2024年02月16日 12:51

メニコンは、虹彩模様付きソフトコンタクトレンズ(カラコン)の印刷層において、インクに含まれる顔料が最表面に存在するか否かを、簡便に識別する方法を確立した。これにより、カラコン製品全般に関する理解度向上が図られることを期待している。
カラコンは、視力補正に加え、より印象的な瞳を演出する製品として、若年層を中心に使用者が増加傾向にある。しかし、印刷に使用されるインク中の顔料成分がレンズ表面に露出した製品が一部存在し、瞼や角膜表面を傷つける危険性があることが報告されている。
メニコンでは、透過型電子顕微鏡(TEM)を使用した印刷層における顔料の分布構造を観察する手法を開発した。
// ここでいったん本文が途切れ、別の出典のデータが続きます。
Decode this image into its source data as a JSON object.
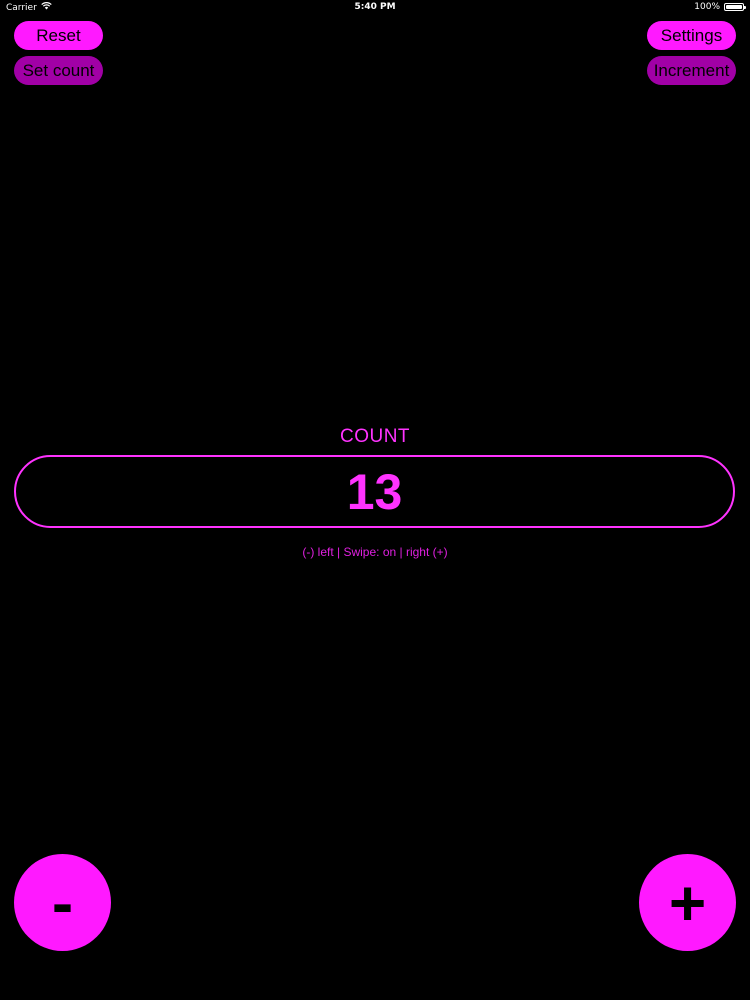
{
  "status_bar": {
    "carrier": "Carrier",
    "time": "5:40 PM",
    "battery": "100%",
    "battery_level": 1.0,
    "icons": [
      "wifi-icon",
      "battery-icon"
    ]
  },
  "toolbar": {
    "reset_label": "Reset",
    "set_count_label": "Set count",
    "settings_label": "Settings",
    "increment_label": "Increment"
  },
  "counter": {
    "label": "COUNT",
    "value": "13",
    "hint": "(-) left | Swipe: on | right (+)"
  },
  "controls": {
    "minus_label": "-",
    "plus_label": "+"
  },
  "colors": {
    "background": "#000000",
    "accent": "#ff19ff",
    "accent_dim": "#a100a6",
    "text_on_accent": "#000000"
  }
}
ただしこのTEMによる観察は、試料作成に高いスキルと、長い測定時間を必要とする。
そこで同社は、コンタクトレンズの高い性能を実現する素材構造の研究に活用している最先端研究施設、大型放射光施設SPring-8を利用し、市販カラコン製品の印刷層に含まれる顔料成分の分析法を研究。その結果、X線吸収微細構造法(XAFS) という手法を用い、特殊な光を直接レンズに照射することで、最表層に存在する顔料元素を簡便に識別することに成功した。
短時間での測定が可能なXAFS測定によるスクリーニングを行い、詳細な顔料位置を観察可能なTEMによる分析を併用。それにより表面に顔料が集まるレンズを、迅速かつ詳細に選別できるものと期待される。